Growing up, there comes a point where we begin to learn important elements of adulting in preparation for entering the real world. We learn how to manage money and be more responsible. We start to take school more seriously. We get jobs and may even pay a couple of bills. Our behavior evolves. Eventually, our decisions become more logical and we do fewer stupid things.
We grow as individuals and mature in most areas. One area that often goes unnurtured during this process, however, is our emotional maturity. It’s frequently overlooked, though I’d argue it’s one of the most vital aspects of our being. Our emotional state influences so much of the person that we become.
In being taught the fundamentals of managing our lives, rarely is a focus on emotional development among the lessons. But it should be. We need to learn to maturely express ourselves. And be comfortable having open, honest, respectful communication about the way that we feel.
Being emotionally immature is a hindrance in romantic relationships. It leads to people playing games and being dishonest, while unable to ever have a serious discussion about anything. These are usually the ones who consistently bolt when feelings get “too real.” We do this when our emotional maturity isn’t at a level that can handle giving and receiving love. Such depth of connection is too much.
Communication is key in any type of healthy relationship. And emotional maturity is the key to effective communication. When underdeveloped, we avoid heavy conversation. It feels foreign and unnerving.
Emotional maturity affects our ability to accept criticism, as well as respond appropriately. If lacking in this area, it is tough to handle difficult situations without escalating them. When told that we’re wrong, need to work on something, or anything else undesirable, emotional immaturity will respond by growing defensive and placing blame elsewhere. Everything is taken personally, as a slight. The capability to assess the situation and take responsibility for fixing what’s broken is nonexistent.

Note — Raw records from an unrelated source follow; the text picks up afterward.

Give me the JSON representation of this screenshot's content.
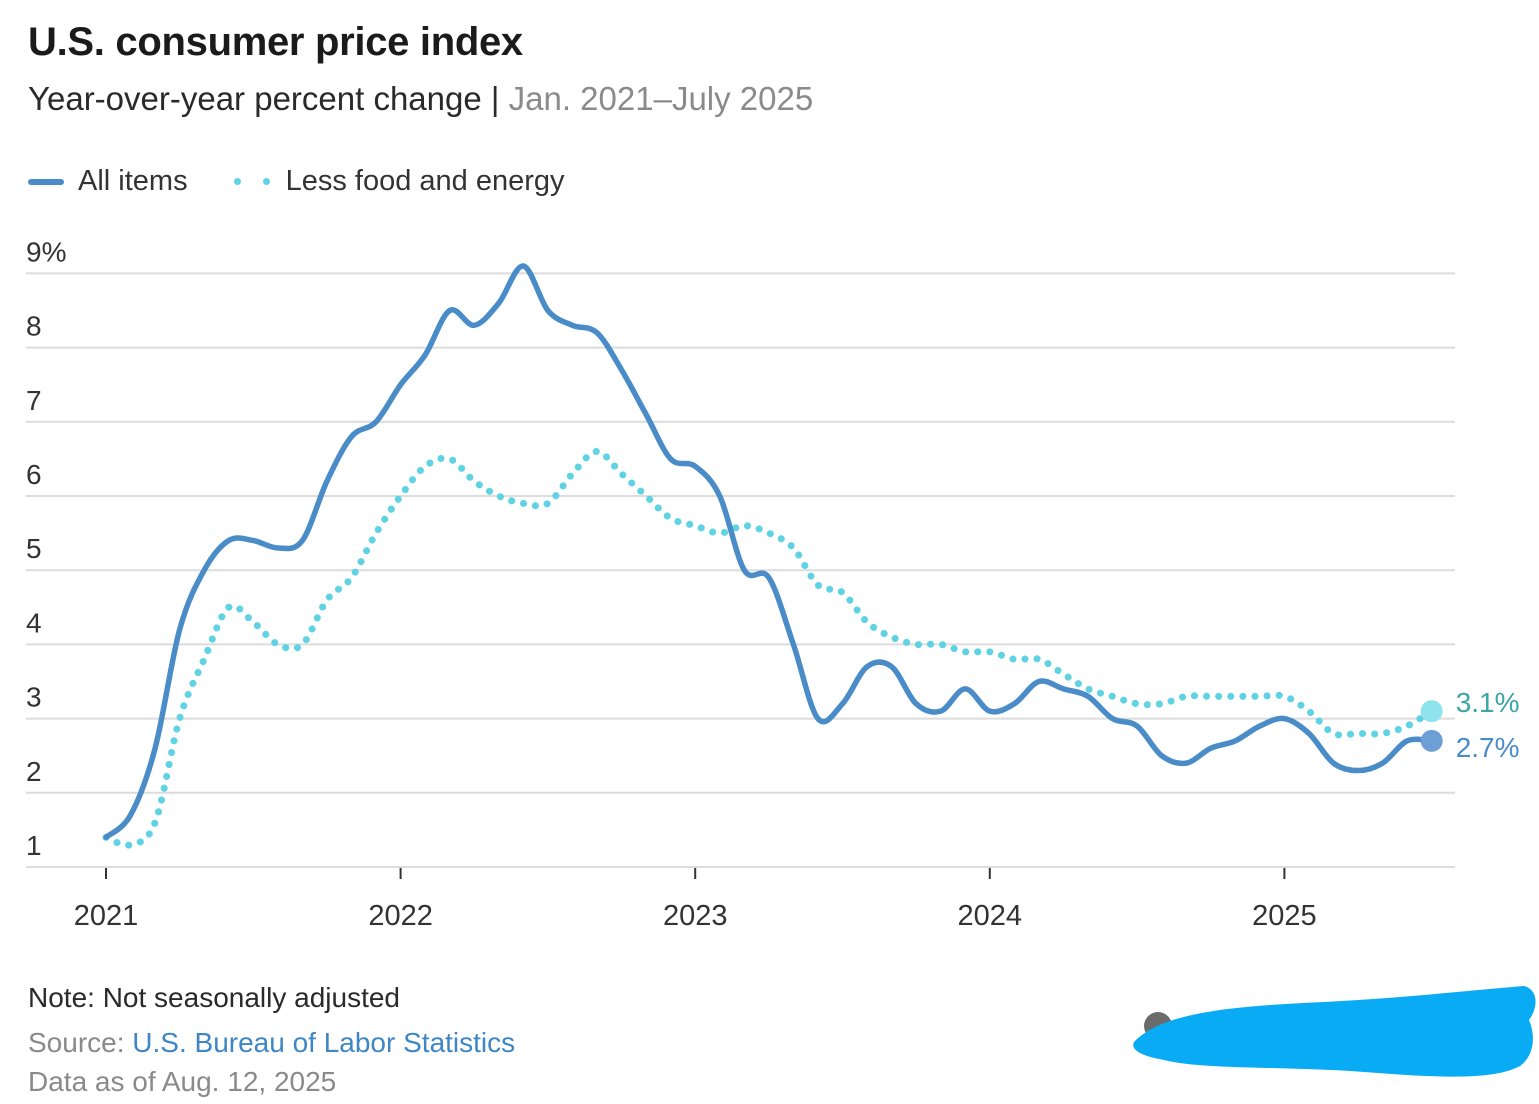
{
  "title": "U.S. consumer price index",
  "subtitle": "Year-over-year percent change",
  "subtitle_separator": " | ",
  "date_range": "Jan. 2021–July 2025",
  "legend": {
    "all_items": "All items",
    "core": "Less food and energy"
  },
  "note": "Note: Not seasonally adjusted",
  "source_label": "Source: ",
  "source_name": "U.S. Bureau of Labor Statistics",
  "data_as_of": "Data as of Aug. 12, 2025",
  "colors": {
    "all_items": "#4a8cc8",
    "core": "#5fd3e3",
    "end_label_all": "#4a8cc8",
    "end_label_core": "#3aa6a6",
    "grid": "#dcdcdc",
    "axis_text": "#333333",
    "redaction": "#0aabf5"
  },
  "chart_data": {
    "type": "line",
    "title": "U.S. consumer price index",
    "ylim": [
      1,
      9
    ],
    "y_ticks": [
      1,
      2,
      3,
      4,
      5,
      6,
      7,
      8,
      9
    ],
    "y_tick_labels": [
      "1",
      "2",
      "3",
      "4",
      "5",
      "6",
      "7",
      "8",
      "9%"
    ],
    "x_start": "2021-01",
    "x_ticks": [
      "2021",
      "2022",
      "2023",
      "2024",
      "2025"
    ],
    "end_labels": {
      "all_items": "2.7%",
      "core": "3.1%"
    },
    "series": [
      {
        "name": "All items",
        "style": "solid",
        "values": [
          1.4,
          1.7,
          2.6,
          4.2,
          5.0,
          5.4,
          5.4,
          5.3,
          5.4,
          6.2,
          6.8,
          7.0,
          7.5,
          7.9,
          8.5,
          8.3,
          8.6,
          9.1,
          8.5,
          8.3,
          8.2,
          7.7,
          7.1,
          6.5,
          6.4,
          6.0,
          5.0,
          4.9,
          4.0,
          3.0,
          3.2,
          3.7,
          3.7,
          3.2,
          3.1,
          3.4,
          3.1,
          3.2,
          3.5,
          3.4,
          3.3,
          3.0,
          2.9,
          2.5,
          2.4,
          2.6,
          2.7,
          2.9,
          3.0,
          2.8,
          2.4,
          2.3,
          2.4,
          2.7,
          2.7
        ]
      },
      {
        "name": "Less food and energy",
        "style": "dotted",
        "values": [
          1.4,
          1.3,
          1.6,
          3.0,
          3.8,
          4.5,
          4.3,
          4.0,
          4.0,
          4.6,
          4.9,
          5.5,
          6.0,
          6.4,
          6.5,
          6.2,
          6.0,
          5.9,
          5.9,
          6.3,
          6.6,
          6.3,
          6.0,
          5.7,
          5.6,
          5.5,
          5.6,
          5.5,
          5.3,
          4.8,
          4.7,
          4.3,
          4.1,
          4.0,
          4.0,
          3.9,
          3.9,
          3.8,
          3.8,
          3.6,
          3.4,
          3.3,
          3.2,
          3.2,
          3.3,
          3.3,
          3.3,
          3.3,
          3.3,
          3.1,
          2.8,
          2.8,
          2.8,
          2.9,
          3.1
        ]
      }
    ]
  }
}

I’ve been in relationships, all kinds, where you’re almost afraid to tell the other person that they hurt or angered you because you know that no matter how gently it is expressed, they’ll get upset. Their reaction will be emotionally volatile. It’s unmanageable. Either this or they will just shut down and not want to deal with it, or you at all. Actually having calm, productive dialogue about the issue is out of the question.
Isn’t that something? The person who has potentially been offended is apprehensive about saying so because they know such a proclamation will be ill-received, and possibly lead to them feeling even worse. Those emotionally immature are masters at reverse psychology. They’ll have you believing YOU did something wrong in the end.
I’ve also been the person who struggles to say what they want and just expects others to know — then gets upset when they don’t! I’ve hurt my own feelings by having expectations of others of which they were not aware and naturally did not meet. We all likely have or had areas where the underdevelopment of our emotional health was evident.
It’s in the way that we handle pain. The difference between finding a way to heal and taking it out on others, or holding it in to our own detriment. It’s in our capacity to express empathy, objectivity and accountability. It’s in our willingness to be vulnerable for the progress of a relationship.
But no one teaches us that. We’re not taught how to grow emotionally. Seldom do we learn how to constructively process others not liking or wanting us. We aren’t shown how to let go and move on when we don’t want to. No one sits us down and says, “be an open book, let people in, it’s OK.” We aren’t told that how others respond to our truth is their problem, not ours.
Lucky you if you were.
Most of us end up learning as we go along, unlearning and then learning again. We guard our feelings rather than express them, for fear of being hurt, for protection and control. We take criticism as an indictment of our character or worth as a person.
Then hopefully, someday we start to recognize our emotional roadblocks and value the maturation process that needs to occur. We take it more seriously as our desire to be whole, cultivate meaningful life and relationship experiences increases. The gravity of it all becomes more apparent.
Imagine the heartache and disappointment we would’ve potentially been spared had it been properly weighted among all other forms of maturity to begin with.